“Janmaasthan of Lord Ram is the place where Babri Mosque has been constructed.”
Mikhail Tal, born on 09.11.1936, said once, “you must take your opponent into a deep dark forest where 2+2=5, and the path leading out is only wide enough for one”. M Siddiq v. Mahant Suresh Das, [Civil Appeal Nos. 10866-10867 of 2010], pronounced on 09.11.2019, has led us into a deep dark forest. The facts, evidence and oral arguments traversed the realms of history, archaeology, religion and the law.
“Supreme Being, an omnipresent being, is incapable of being identified or delineated in any manner meaningful to the law. Hindu idols, by possessing a physical form, is identifiable and is a legal person. However, Asthan Shri Ram Janam Bhumi is not a juristic person. The purpose for which juristic personality is conferred cannot be evolved into a trojan horse that permits, on the basis of religious faith and belief, the extinguishing of all competing proprietary claims. The dispute is over immovable property. The Court does not decide title on the basis of faith or belief but on the basis of settled principles of evidence. In a country like ours where contesting claims over property by religious communities are inevitable, our Courts cannot reduce questions of title, which fall firmly within the secular domain and outside the rubric of religion, to a question of which community‘s faith is stronger.
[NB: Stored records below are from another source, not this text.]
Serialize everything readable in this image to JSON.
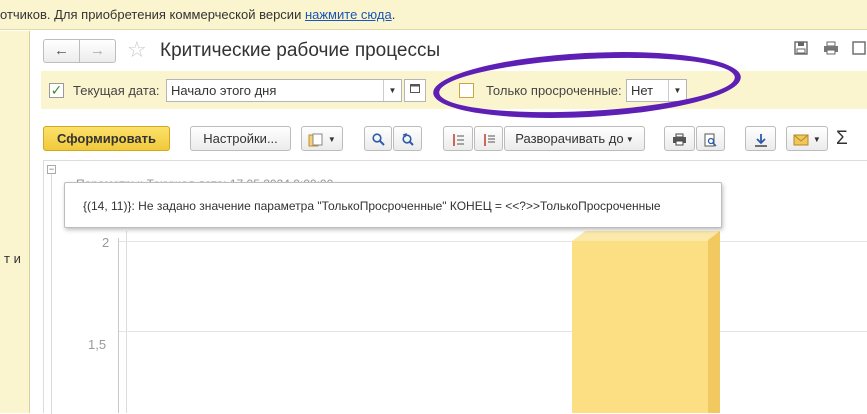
{
  "banner": {
    "text": "отчиков. Для приобретения коммерческой версии ",
    "link": "нажмите сюда",
    "tail": "."
  },
  "left_panel": {
    "fragment": "т и"
  },
  "window": {
    "title": "Критические рабочие процессы",
    "nav_back": "←",
    "nav_forward": "→",
    "star": "☆"
  },
  "params": {
    "current_date": {
      "checked": true,
      "label": "Текущая дата:",
      "value": "Начало этого дня"
    },
    "overdue_only": {
      "checked": false,
      "label": "Только просроченные:",
      "value": "Нет"
    }
  },
  "toolbar": {
    "generate": "Сформировать",
    "settings": "Настройки...",
    "expand_to": "Разворачивать до"
  },
  "report": {
    "header_fragment": "Параметры:  Текущая дата: 17.05.2024 0:00:00"
  },
  "tooltip": {
    "message": "{(14, 11)}: Не задано значение параметра \"ТолькоПросроченные\" КОНЕЦ = <<?>>ТолькоПросроченные"
  },
  "chart_data": {
    "type": "bar",
    "yticks": [
      "2",
      "1,5"
    ],
    "values": [
      2
    ]
  },
  "colors": {
    "banner_bg": "#fbf5cf",
    "primary_button": "#f1c93a",
    "annotation_circle": "#5e1fb5",
    "bar": "#fddf83",
    "link": "#1a56b5"
  }
}
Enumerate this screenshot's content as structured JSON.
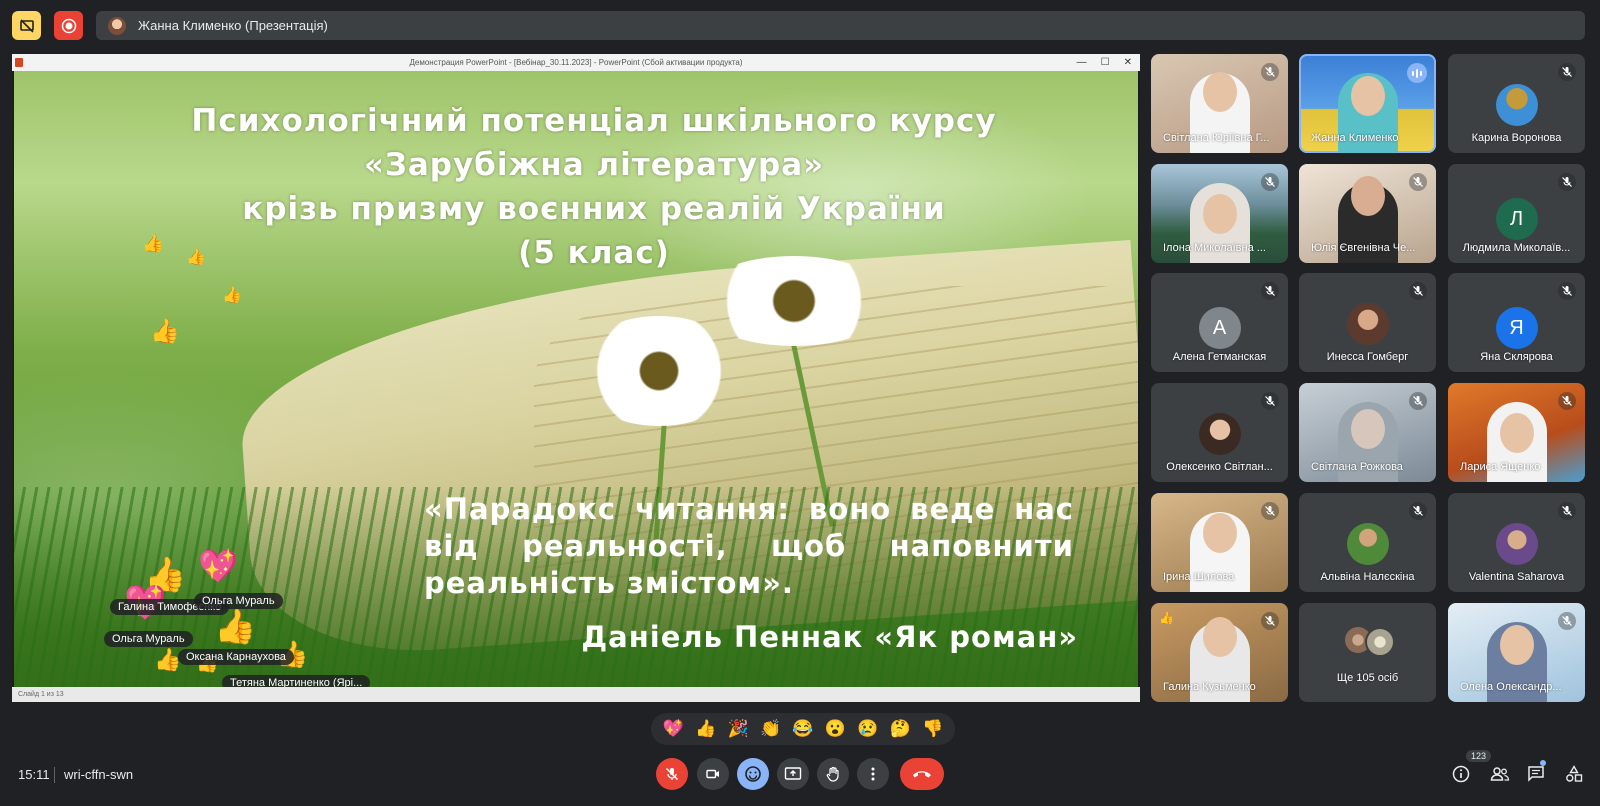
{
  "top": {
    "presenter_label": "Жанна Клименко (Презентація)"
  },
  "presentation": {
    "window_title": "Демонстрация PowerPoint - [Вебінар_30.11.2023] - PowerPoint (Сбой активации продукта)",
    "title_lines": [
      "Психологічний потенціал шкільного курсу",
      "«Зарубіжна література»",
      "крізь призму воєнних реалій України",
      "(5 клас)"
    ],
    "quote_lines": [
      "«Парадокс читання: воно веде нас",
      "від реальності, щоб наповнити",
      "реальність змістом»."
    ],
    "author": "Даніель Пеннак «Як роман»",
    "status_text": "Слайд 1 из 13",
    "reaction_names": [
      "Галина Тимофеєнко",
      "Ольга Мураль",
      "Ольга Мураль",
      "Оксана Карнаухова",
      "Тетяна Мартиненко (Ярі..."
    ]
  },
  "participants": [
    {
      "name": "Світлана Юріївна Г...",
      "kind": "video",
      "muted": true
    },
    {
      "name": "Жанна Клименко",
      "kind": "video",
      "muted": false,
      "speaking": true
    },
    {
      "name": "Карина Воронова",
      "kind": "photo",
      "muted": true
    },
    {
      "name": "Ілона Миколаївна ...",
      "kind": "video",
      "muted": true
    },
    {
      "name": "Юлія Євгенівна Че...",
      "kind": "video",
      "muted": true
    },
    {
      "name": "Людмила Миколаїв...",
      "kind": "letter",
      "letter": "Л",
      "color": "#1e6b4f",
      "muted": true
    },
    {
      "name": "Алена Гетманская",
      "kind": "letter",
      "letter": "А",
      "color": "#7f868c",
      "muted": true
    },
    {
      "name": "Инесса Гомберг",
      "kind": "photo",
      "muted": true
    },
    {
      "name": "Яна Склярова",
      "kind": "letter",
      "letter": "Я",
      "color": "#1a73e8",
      "muted": true
    },
    {
      "name": "Олексенко Світлан...",
      "kind": "photo",
      "muted": true
    },
    {
      "name": "Світлана Рожкова",
      "kind": "video",
      "muted": true
    },
    {
      "name": "Лариса Ященко",
      "kind": "video",
      "muted": true
    },
    {
      "name": "Ірина Шилова",
      "kind": "video",
      "muted": true
    },
    {
      "name": "Альвіна Налєскіна",
      "kind": "photo",
      "muted": true
    },
    {
      "name": "Valentina Saharova",
      "kind": "photo",
      "muted": true
    },
    {
      "name": "Галина Кузьменко",
      "kind": "video",
      "muted": true
    },
    {
      "name": "Ще 105 осіб",
      "kind": "more",
      "muted": false
    },
    {
      "name": "Олена Олександр...",
      "kind": "video",
      "muted": true
    }
  ],
  "reactions": [
    "💖",
    "👍",
    "🎉",
    "👏",
    "😂",
    "😮",
    "😢",
    "🤔",
    "👎"
  ],
  "bottom": {
    "time": "15:11",
    "meeting_code": "wri-cffn-swn",
    "participant_count": "123"
  },
  "colors": {
    "background": "#202124",
    "tile": "#3c4043",
    "danger": "#ea4335",
    "accent": "#8ab4f8",
    "warning": "#fdd663"
  }
}
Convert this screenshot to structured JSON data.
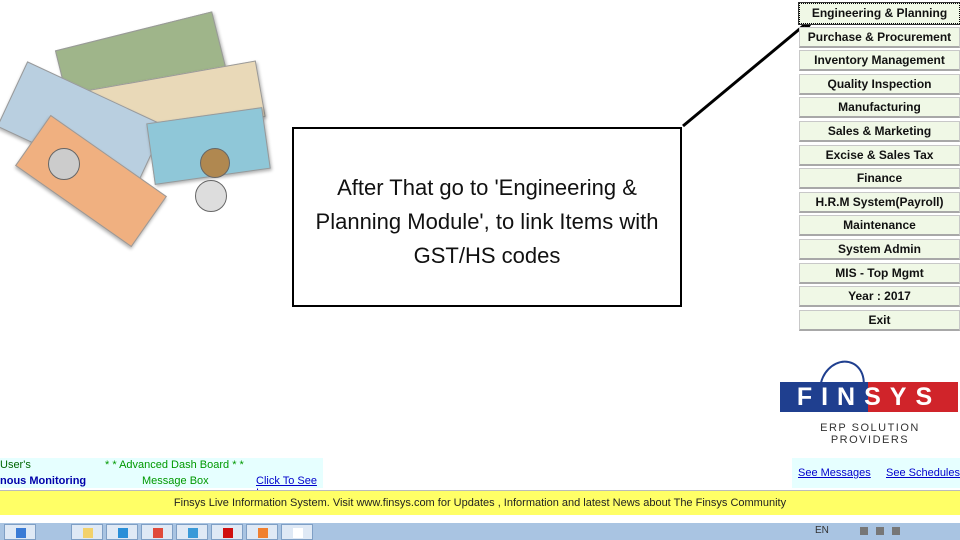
{
  "menu": [
    {
      "label": "Engineering & Planning",
      "focused": true
    },
    {
      "label": "Purchase & Procurement"
    },
    {
      "label": "Inventory Management"
    },
    {
      "label": "Quality Inspection"
    },
    {
      "label": "Manufacturing"
    },
    {
      "label": "Sales & Marketing"
    },
    {
      "label": "Excise & Sales Tax"
    },
    {
      "label": "Finance"
    },
    {
      "label": "H.R.M System(Payroll)"
    },
    {
      "label": "Maintenance"
    },
    {
      "label": "System Admin"
    },
    {
      "label": "MIS - Top Mgmt"
    },
    {
      "label": "Year  : 2017"
    },
    {
      "label": "Exit"
    }
  ],
  "callout": {
    "text": "After That go to 'Engineering & Planning Module', to link Items with GST/HS codes"
  },
  "logo": {
    "brand": "FINSYS",
    "tagline": "ERP SOLUTION PROVIDERS",
    "colors": {
      "blue": "#1f3f8f",
      "red": "#d0242a"
    }
  },
  "dashboard": {
    "users": "User's",
    "monitoring": "nous Monitoring",
    "advanced": "* * Advanced Dash Board * *",
    "message_box": "Message Box",
    "click": "Click To See !",
    "see_messages": "See Messages",
    "see_schedules": "See Schedules"
  },
  "ticker": "Finsys Live Information System. Visit www.finsys.com for Updates , Information and latest News about The Finsys Community",
  "taskbar": {
    "icons": [
      "internet-explorer-icon",
      "folder-icon",
      "skype-icon",
      "chrome-icon",
      "app-icon",
      "record-icon",
      "powerpoint-icon",
      "snipping-tool-icon"
    ],
    "tray_lang": "EN"
  }
}
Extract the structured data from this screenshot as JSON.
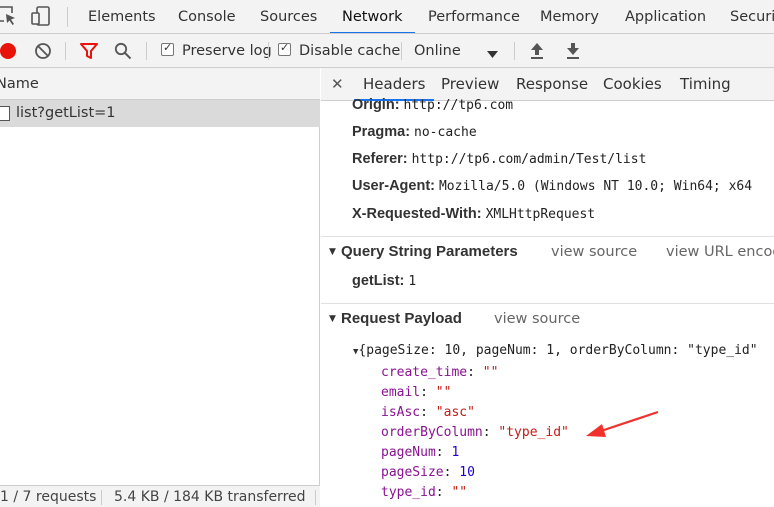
{
  "panel_tabs": [
    "Elements",
    "Console",
    "Sources",
    "Network",
    "Performance",
    "Memory",
    "Application",
    "Security"
  ],
  "active_panel_tab": "Network",
  "toolbar": {
    "preserve_log": "Preserve log",
    "disable_cache": "Disable cache",
    "throttle": "Online"
  },
  "request_list": {
    "column_header": "Name",
    "requests": [
      "list?getList=1"
    ]
  },
  "status_bar": {
    "requests": "1 / 7 requests",
    "transferred": "5.4 KB / 184 KB transferred"
  },
  "detail_tabs": [
    "Headers",
    "Preview",
    "Response",
    "Cookies",
    "Timing"
  ],
  "active_detail_tab": "Headers",
  "request_headers": [
    {
      "key": "Origin:",
      "value": "http://tp6.com"
    },
    {
      "key": "Pragma:",
      "value": "no-cache"
    },
    {
      "key": "Referer:",
      "value": "http://tp6.com/admin/Test/list"
    },
    {
      "key": "User-Agent:",
      "value": "Mozilla/5.0 (Windows NT 10.0; Win64; x64"
    },
    {
      "key": "X-Requested-With:",
      "value": "XMLHttpRequest"
    }
  ],
  "query_string": {
    "title": "Query String Parameters",
    "view_source": "view source",
    "view_url_encoded": "view URL encoded",
    "params": [
      {
        "key": "getList:",
        "value": "1"
      }
    ]
  },
  "request_payload": {
    "title": "Request Payload",
    "view_source": "view source",
    "summary": "{pageSize: 10, pageNum: 1, orderByColumn: \"type_id\"",
    "fields": [
      {
        "key": "create_time",
        "value": "\"\"",
        "type": "string"
      },
      {
        "key": "email",
        "value": "\"\"",
        "type": "string"
      },
      {
        "key": "isAsc",
        "value": "\"asc\"",
        "type": "string"
      },
      {
        "key": "orderByColumn",
        "value": "\"type_id\"",
        "type": "string"
      },
      {
        "key": "pageNum",
        "value": "1",
        "type": "number"
      },
      {
        "key": "pageSize",
        "value": "10",
        "type": "number"
      },
      {
        "key": "type_id",
        "value": "\"\"",
        "type": "string"
      }
    ]
  },
  "colors": {
    "accent_blue": "#1a73e8",
    "record_red": "#e8130b",
    "annotation_arrow": "#f0322d",
    "payload_key": "#881391",
    "payload_string": "#c41a16",
    "payload_number": "#1c00cf"
  },
  "icons": [
    "inspect-icon",
    "device-toolbar-icon",
    "record-icon",
    "clear-icon",
    "filter-icon",
    "search-icon",
    "dropdown-arrow-icon",
    "import-har-icon",
    "export-har-icon",
    "close-icon",
    "expand-triangle-icon",
    "annotation-arrow"
  ]
}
The Hindus have established a clear case of a possessory title to the outside courtyard by virtue of long, continued and unimpeded worship. As regards the inner courtyard, there is evidence on a preponderance of probabilities to establish worship by the Hindus prior to the annexation of Oudh by the British in 1857. The Muslims have offered no evidence to indicate that they were in exclusive possession of the inner structure prior to 1857.
The evidence in respect of the possessory claim of the Hindus to the composite whole of the disputed property stands on a better footing than the evidence adduced by the Muslims.”